Civil claims against employers stemming from instances of sexual abuse in such cases generally allege “negligent hiring, retention and/or supervision,” says Siobhain P. Minarovich, an associate in Rivkin Radler’s insurance coverage practice in Uniondale.
So what can employers do?
First, get a handle on how to track down old company documents, Yermash says. This could include personnel records of past employees and historic employee policies too, he says.
It could be helpful in defense of potential claims knowing what were prior company policies on addressing these type issues, he says.

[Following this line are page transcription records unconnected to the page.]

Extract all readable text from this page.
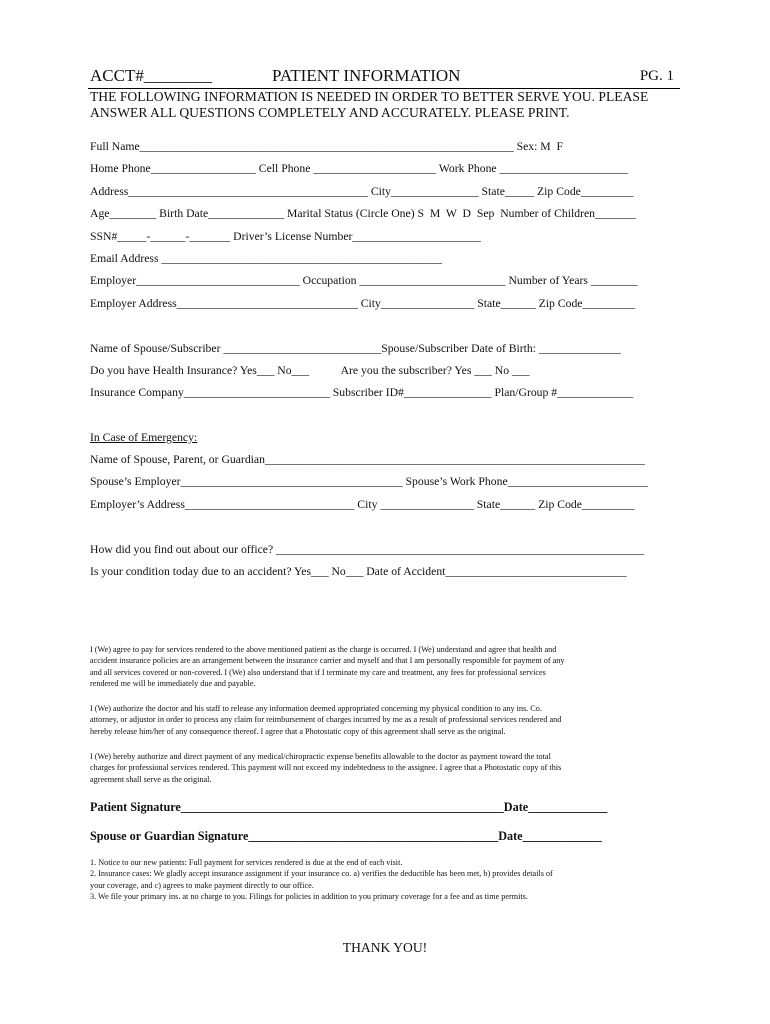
ACCT#________	PATIENT INFORMATION	PG. 1
THE FOLLOWING INFORMATION IS NEEDED IN ORDER TO BETTER SERVE YOU. PLEASE
ANSWER ALL QUESTIONS COMPLETELY AND ACCURATELY. PLEASE PRINT.
Full Name________________________________________________________________ Sex: M  F
Home Phone__________________ Cell Phone _____________________ Work Phone ______________________
Address_________________________________________ City_______________ State_____ Zip Code_________
Age________ Birth Date_____________ Marital Status (Circle One) S  M  W  D  Sep  Number of Children_______
SSN#_____-______-_______ Driver’s License Number______________________
Email Address ________________________________________________
Employer____________________________ Occupation _________________________ Number of Years ________
Employer Address_______________________________ City________________ State______ Zip Code_________
Name of Spouse/Subscriber ___________________________Spouse/Subscriber Date of Birth: ______________
Do you have Health Insurance? Yes___ No___           Are you the subscriber? Yes ___ No ___
Insurance Company_________________________ Subscriber ID#_______________ Plan/Group #_____________
In Case of Emergency:
Name of Spouse, Parent, or Guardian_________________________________________________________________
Spouse’s Employer______________________________________ Spouse’s Work Phone________________________
Employer’s Address_____________________________ City ________________ State______ Zip Code_________
How did you find out about our office? _______________________________________________________________
Is your condition today due to an accident? Yes___ No___ Date of Accident_______________________________
I (We) agree to pay for services rendered to the above mentioned patient as the charge is occurred. I (We) understand and agree that health and
accident insurance policies are an arrangement between the insurance carrier and myself and that I am personally responsible for payment of any
and all services covered or non-covered. I (We) also understand that if I terminate my care and treatment, any fees for professional services
rendered me will be immediately due and payable.
I (We) authorize the doctor and his staff to release any information deemed appropriated concerning my physical condition to any ins. Co.
attorney, or adjustor in order to process any claim for reimbursement of charges incurred by me as a result of professional services rendered and
hereby release him/her of any consequence thereof. I agree that a Photostatic copy of this agreement shall serve as the original.
I (We) hereby authorize and direct payment of any medical/chiropractic expense benefits allowable to the doctor as payment toward the total
charges for professional services rendered. This payment will not exceed my indebtedness to the assignee. I agree that a Photostatic copy of this
agreement shall serve as the original.
Patient Signature_____________________________________________________Date_____________
Spouse or Guardian Signature_________________________________________Date_____________
1. Notice to our new patients: Full payment for services rendered is due at the end of each visit.
2. Insurance cases: We gladly accept insurance assignment if your insurance co. a) verifies the deductible has been met, b) provides details of
your coverage, and c) agrees to make payment directly to our office.
3. We file your primary ins. at no charge to you. Filings for policies in addition to you primary coverage for a fee and as time permits.
THANK YOU!
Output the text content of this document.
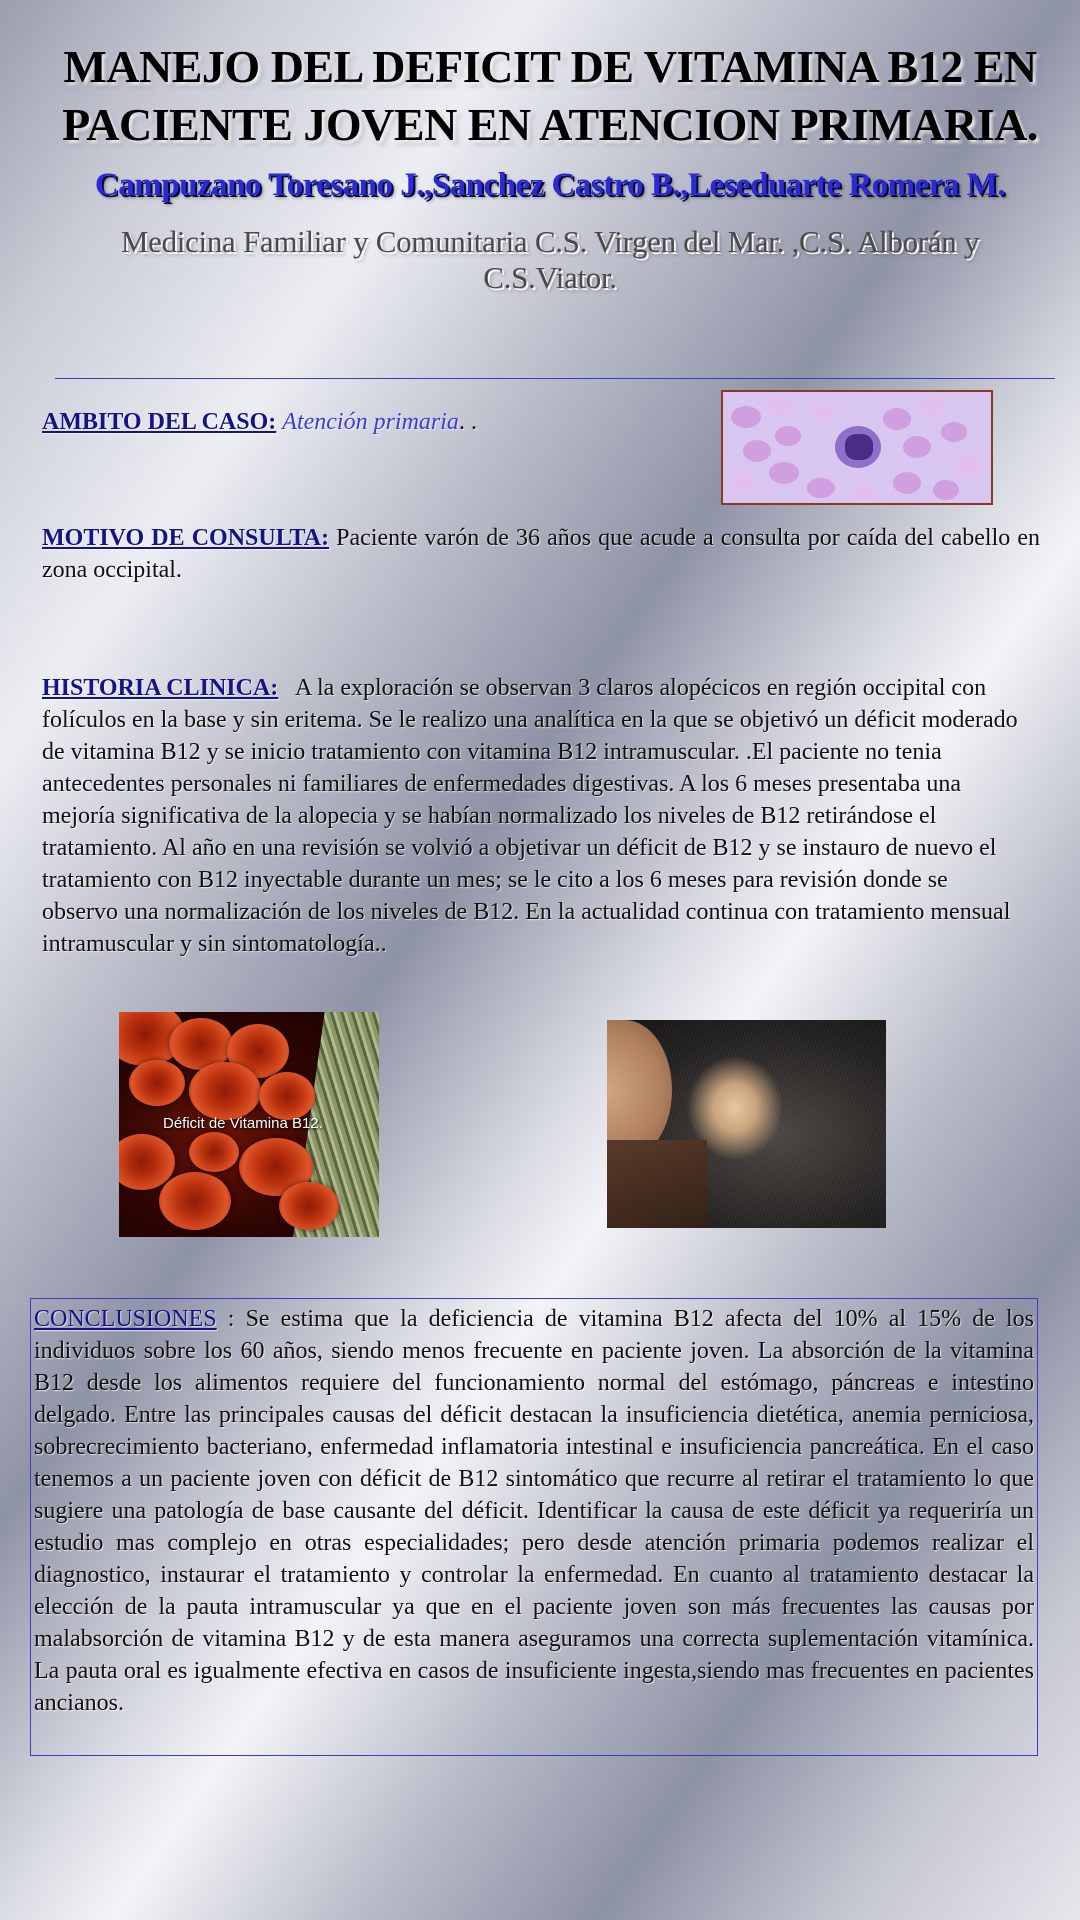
MANEJO DEL DEFICIT DE VITAMINA B12 EN PACIENTE JOVEN EN ATENCION PRIMARIA.
Campuzano Toresano J.,Sanchez Castro B.,Leseduarte Romera M.

Medicina Familiar y Comunitaria C.S. Virgen del Mar. ,C.S. Alborán y C.S.Viator.

AMBITO DEL CASO: Atención primaria. .

MOTIVO DE CONSULTA: Paciente varón de 36 años que acude a consulta por caída del cabello en zona occipital.

HISTORIA CLINICA: A la exploración se observan 3 claros alopécicos en región occipital con folículos en la base y sin eritema. Se le realizo una analítica en la que se objetivó un déficit moderado de vitamina B12 y se inicio tratamiento con vitamina B12 intramuscular. .El paciente no tenia antecedentes personales ni familiares de enfermedades digestivas. A los 6 meses presentaba una mejoría significativa de la alopecia y se habían normalizado los niveles de B12 retirándose el tratamiento. Al año en una revisión se volvió a objetivar un déficit de B12 y se instauro de nuevo el tratamiento con B12 inyectable durante un mes; se le cito a los 6 meses para revisión donde se observo una normalización de los niveles de B12. En la actualidad continua con tratamiento mensual intramuscular y sin sintomatología..

Déficit de Vitamina B12.
CONCLUSIONES : Se estima que la deficiencia de vitamina B12 afecta del 10% al 15% de los individuos sobre los 60 años, siendo menos frecuente en paciente joven. La absorción de la vitamina B12 desde los alimentos requiere del funcionamiento normal del estómago, páncreas e intestino delgado. Entre las principales causas del déficit destacan la insuficiencia dietética, anemia perniciosa, sobrecrecimiento bacteriano, enfermedad inflamatoria intestinal e insuficiencia pancreática. En el caso tenemos a un paciente joven con déficit de B12 sintomático que recurre al retirar el tratamiento lo que sugiere una patología de base causante del déficit. Identificar la causa de este déficit ya requeriría un estudio mas complejo en otras especialidades; pero desde atención primaria podemos realizar el diagnostico, instaurar el tratamiento y controlar la enfermedad. En cuanto al tratamiento destacar la elección de la pauta intramuscular ya que en el paciente joven son más frecuentes las causas por malabsorción de vitamina B12 y de esta manera aseguramos una correcta suplementación vitamínica. La pauta oral es igualmente efectiva en casos de insuficiente ingesta,siendo mas frecuentes en pacientes ancianos.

Also consider tracking down old insurance policies to see what they may cover, although “there’s a very small chance companies have policies that cover claims from 25 years ago,” Yermash says.
“The availability of insurance coverage will turn on the specific policy language and the facts of the case for which coverage is sought,” says Minarovich.
Generally, organizations may find that starting around the mid-1980s, their general liability policies included a sexual misconduct exclusion precluding coverage for claims arising out of sexual or physical abuse, she says.
Organizations might also have difficulty obtaining coverage if they failed to give timely notice of the claim, especially where they knew something about it earlier, and/or if an organization had knowledge of an alleged abuser’s propensity to commit sexual abuse, but failed to take any preventive action, Minarovich says.